Tanya is a member of both the Ocean Beach MainStreet Association merchant group and the OBWC. Given that she is taking a break from skincare, Tanya is refocusing on her Pilates training for all fitness levels.
The woman's club provides a large and airy space with more than 10 feet of distance between exercise equipment. All cleaning and sanitation practices are in effect.
“It’s all by appointment Tuesday through Friday, two people at a time,” said Joy of her Pilates practice. “There is no membership, no commitment. I wear a mask the entire time and the customers, once they get to their machine, can choose if they want to wear a mask.”
Semi-private Pilates classes are 55-minutes long and a discount is offered for OBWC members.
Developed by Joseph Pilates from Germany during the first half of the 20th century, the workout he developed is a system of exercises intended to strengthen the human mind and body, which he believed were interrelated.
Pilates accompanied his method with a variety of equipment, which Pilates called apparatuses, and are designed to help accelerate the process of stretching and strengthening body alignment while increasing core strength. The best-known and most popular apparatus used today is the Reformer.
“People like it because it really helps stretch the body out,” noted Joy, adding the technique is especially helpful to osteoporosis clients “that need to increase their bone density by doing weight training. Pilates is a great alternative because of the spring-loaded equipment with ropes and pulleys that helps with (thin) bone density. It’s great for toning the body, and also excellent for strengthening your core to support your whole body.”

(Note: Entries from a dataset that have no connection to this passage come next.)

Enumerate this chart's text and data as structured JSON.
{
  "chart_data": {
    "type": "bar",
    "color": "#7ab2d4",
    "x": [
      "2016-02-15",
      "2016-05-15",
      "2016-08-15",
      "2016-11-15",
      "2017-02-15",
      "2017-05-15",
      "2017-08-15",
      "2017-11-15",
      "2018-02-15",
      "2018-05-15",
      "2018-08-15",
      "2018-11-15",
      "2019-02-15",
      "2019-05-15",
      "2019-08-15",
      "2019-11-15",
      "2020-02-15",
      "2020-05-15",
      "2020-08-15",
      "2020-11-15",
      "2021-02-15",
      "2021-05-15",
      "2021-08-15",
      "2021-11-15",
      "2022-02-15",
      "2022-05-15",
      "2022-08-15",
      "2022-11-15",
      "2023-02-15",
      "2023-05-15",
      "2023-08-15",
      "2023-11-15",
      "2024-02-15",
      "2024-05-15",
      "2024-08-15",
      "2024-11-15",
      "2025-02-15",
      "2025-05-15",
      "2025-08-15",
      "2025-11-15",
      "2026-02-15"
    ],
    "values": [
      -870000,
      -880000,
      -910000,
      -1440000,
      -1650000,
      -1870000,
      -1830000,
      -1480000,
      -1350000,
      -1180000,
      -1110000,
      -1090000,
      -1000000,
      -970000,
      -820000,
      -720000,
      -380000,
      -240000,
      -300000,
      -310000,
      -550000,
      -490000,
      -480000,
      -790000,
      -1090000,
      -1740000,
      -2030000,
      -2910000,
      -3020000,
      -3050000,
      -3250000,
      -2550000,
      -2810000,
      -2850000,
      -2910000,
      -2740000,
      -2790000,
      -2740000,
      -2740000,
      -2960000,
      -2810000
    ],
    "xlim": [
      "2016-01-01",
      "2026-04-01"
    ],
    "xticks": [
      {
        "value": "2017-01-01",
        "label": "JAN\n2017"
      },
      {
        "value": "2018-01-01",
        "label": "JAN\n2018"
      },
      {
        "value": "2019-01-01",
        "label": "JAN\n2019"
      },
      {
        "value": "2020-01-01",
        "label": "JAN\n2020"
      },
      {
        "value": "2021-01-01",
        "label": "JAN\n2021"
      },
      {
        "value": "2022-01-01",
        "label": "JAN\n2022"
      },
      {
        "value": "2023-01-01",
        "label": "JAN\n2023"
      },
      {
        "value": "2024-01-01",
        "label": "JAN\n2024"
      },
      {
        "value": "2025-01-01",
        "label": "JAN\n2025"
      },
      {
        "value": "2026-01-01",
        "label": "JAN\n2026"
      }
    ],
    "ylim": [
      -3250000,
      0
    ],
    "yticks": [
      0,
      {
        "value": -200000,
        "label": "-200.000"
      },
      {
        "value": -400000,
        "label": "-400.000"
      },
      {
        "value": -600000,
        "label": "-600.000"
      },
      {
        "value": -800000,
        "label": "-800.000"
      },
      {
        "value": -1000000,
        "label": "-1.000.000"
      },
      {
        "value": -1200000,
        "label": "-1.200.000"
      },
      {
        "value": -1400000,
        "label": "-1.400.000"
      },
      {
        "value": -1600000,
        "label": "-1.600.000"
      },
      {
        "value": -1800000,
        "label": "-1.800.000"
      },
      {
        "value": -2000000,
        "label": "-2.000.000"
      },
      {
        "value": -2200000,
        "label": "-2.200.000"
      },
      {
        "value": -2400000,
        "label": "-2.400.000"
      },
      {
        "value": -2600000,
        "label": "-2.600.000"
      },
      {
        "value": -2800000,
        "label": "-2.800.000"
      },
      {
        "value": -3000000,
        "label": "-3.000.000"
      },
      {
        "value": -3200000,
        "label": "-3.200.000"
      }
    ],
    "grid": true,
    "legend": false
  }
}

Added Joy, “You can do the exercises lying down, on your side, sitting or standing. It’s fitness for any level and is often used as rehabilitation for people suffering from back pain and sciatic (nerve) issues.”
Joy noted her workout space is “extremely nice,” pointing out there are high ceilings with six ceiling fans, 10 open windows, and two open doors.
“The machines are 10 feet apart from one another so we’re socially distanced,” said Joy.